Will Redesign Give the Female Condom Another Chance?
U.S. scientists are trying to breathe new life into the female condom with what they hope will be a less awkward, more pleasure-enhancing design. The redesign is one of many ongoing efforts to put the tools of HIV prevention into women's hands. However, one drawback to the next-generation female condom -- redesign and all -- is that it still can't be used secretly, a big problem for women who have to deal with partners who refuse to use condoms. (Web highlight from The New York Times)
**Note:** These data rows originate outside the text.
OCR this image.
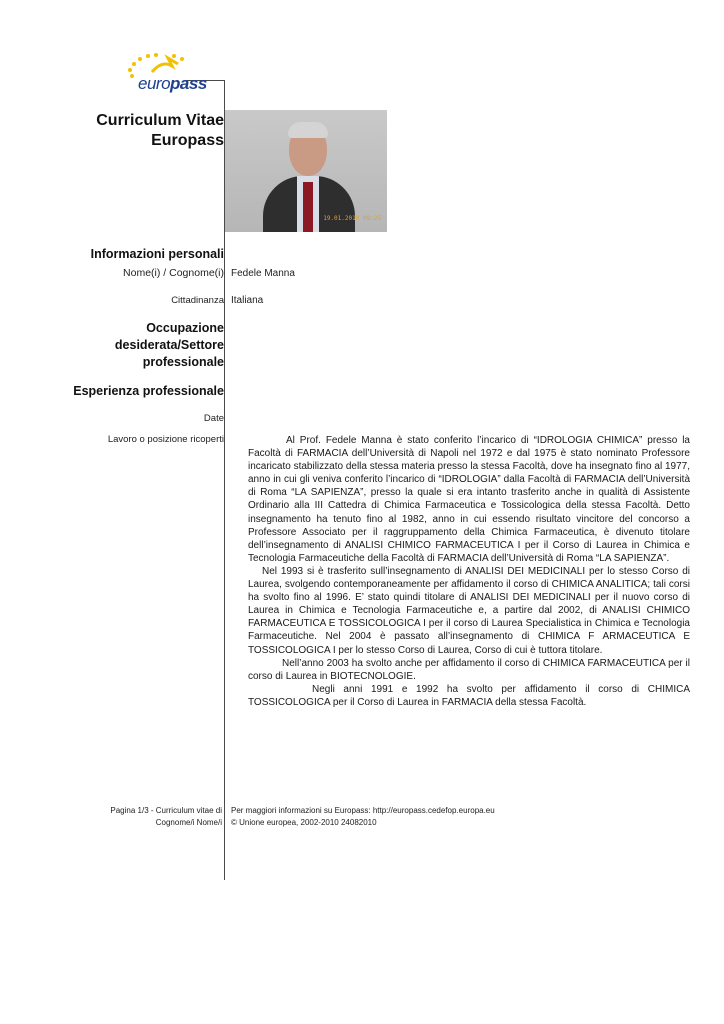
europass
Curriculum Vitae
Europass
19.01.2010 09:25
Informazioni personali
Nome(i) / Cognome(i) Fedele Manna
Cittadinanza Italiana
Occupazione
desiderata/Settore
professionale
Esperienza professionale
Date
Lavoro o posizione ricoperti	Al Prof. Fedele Manna è stato conferito l’incarico di “IDROLOGIA CHIMICA” presso la Facoltà di FARMACIA dell’Università di Napoli nel 1972 e dal 1975 è stato nominato Professore incaricato stabilizzato della stessa materia presso la stessa Facoltà, dove ha insegnato fino al 1977, anno in cui gli veniva conferito l’incarico di “IDROLOGIA” dalla Facoltà di FARMACIA dell’Università di Roma “LA SAPIENZA”, presso la quale si era intanto trasferito anche in qualità di Assistente Ordinario alla III Cattedra di Chimica Farmaceutica e Tossicologica della stessa Facoltà. Detto insegnamento ha tenuto fino al 1982, anno in cui essendo risultato vincitore del concorso a Professore Associato per il raggruppamento della Chimica Farmaceutica, è divenuto titolare dell’insegnamento di ANALISI CHIMICO FARMACEUTICA I per il Corso di Laurea in Chimica e Tecnologia Farmaceutiche della Facoltà di FARMACIA dell’Università di Roma “LA SAPIENZA”.

Nel 1993 si è trasferito sull’insegnamento di ANALISI DEI MEDICINALI per lo stesso Corso di Laurea, svolgendo contemporaneamente per affidamento il corso di CHIMICA ANALITICA; tali corsi ha svolto fino al 1996. E’ stato quindi titolare di ANALISI DEI MEDICINALI per il nuovo corso di Laurea in Chimica e Tecnologia Farmaceutiche e, a partire dal 2002, di ANALISI CHIMICO FARMACEUTICA E TOSSICOLOGICA I per il corso di Laurea Specialistica in Chimica e Tecnologia Farmaceutiche. Nel 2004 è passato all’insegnamento di CHIMICA F ARMACEUTICA E TOSSICOLOGICA I per lo stesso Corso di Laurea, Corso di cui è tuttora titolare.

Nell’anno 2003 ha svolto anche per affidamento il corso di CHIMICA FARMACEUTICA per il corso di Laurea in BIOTECNOLOGIE.

Negli anni 1991 e 1992 ha svolto per affidamento il corso di CHIMICA TOSSICOLOGICA per il Corso di Laurea in FARMACIA della stessa Facoltà.

Pagina 1/3 - Curriculum vitae di
Cognome/i Nome/i
Per maggiori informazioni su Europass: http://europass.cedefop.europa.eu
© Unione europea, 2002-2010 24082010
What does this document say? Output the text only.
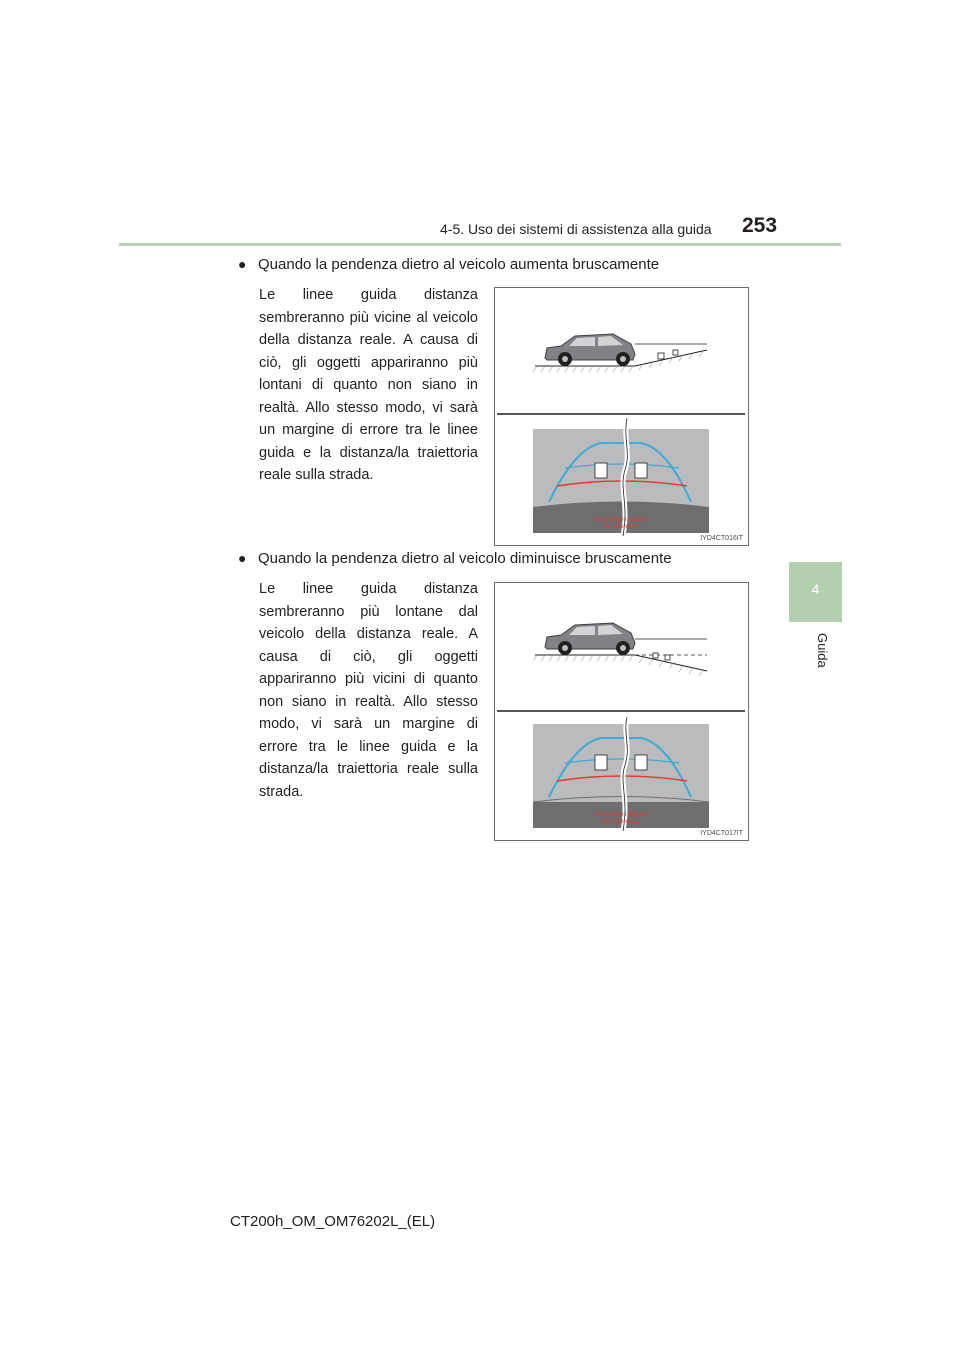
4-5. Uso dei sistemi di assistenza alla guida 253
4
Guida
● Quando la pendenza dietro al veicolo aumenta bruscamente
Le linee guida distanza sembreranno più vicine al veicolo della distanza reale. A causa di ciò, gli oggetti appariranno più lontani di quanto non siano in realtà. Allo stesso modo, vi sarà un margine di errore tra le linee guida e la distanza/la traiettoria reale sulla strada.
Controllare i dintorni
per sicurezza.
IYD4CT016IT
● Quando la pendenza dietro al veicolo diminuisce bruscamente
Le linee guida distanza sembreranno più lontane dal veicolo della distanza reale. A causa di ciò, gli oggetti appariranno più vicini di quanto non siano in realtà. Allo stesso modo, vi sarà un margine di errore tra le linee guida e la distanza/la traiettoria reale sulla strada.
Controllare i dintorni
per sicurezza.
IYD4CT017IT
CT200h_OM_OM76202L_(EL)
New York Doctor Misused Needles, Causing HIV Transmission Concerns
More than 600 people in New York state were notified this week that they may have been exposed to HIV and other bloodborne diseases by a Nassau County doctor between 2000 and 2005. Patients of Dr. Harvey Finkelstein have been informed that the doctor reused syringes when injecting a person with more than one medication, meaning that the bottle containing a medication may have been contaminated if it was reused with other patients. The risk of viral transmission in cases like this is low, but the New York health department went with a "better safe than sorry" policy.
• HIV OUTSIDE THE UNITED STATES
Global HIV Estimates Lowered Due to Better Stats
Fewer people are living with HIV throughout the world than previously thought, according to a soon-to-be-released report from UNAIDS and the World Health Organization. Due to more accurate reporting methods, this year's estimate of the number of people living with HIV worldwide will drop to 33 million, down from 40 million last year. However, the numbers are still mind-numbing: More than two million people will have died in 2007 alone due to HIV, the report states, despite growing access to HIV meds.
Activists Lie in New York City Traffic to Protest HIV Care in Puerto Rico
A dozen activists furious about the quality of HIV care in Puerto Rico staged a "die-in" right in the middle of New York City traffic last week. As explained in this coverage of the protest by Housing Works, which supports the activists, the protestors want the federal government to supervise local programs in Puerto Rico that are allegedly plagued by mismanagement and corruption. However, the health officials say that's impossible. "Believe me, we do care ... and we've explored every option out there," a U.S. health department spokesperson said. "But the law as it is right now says that the funds go to the elected officials."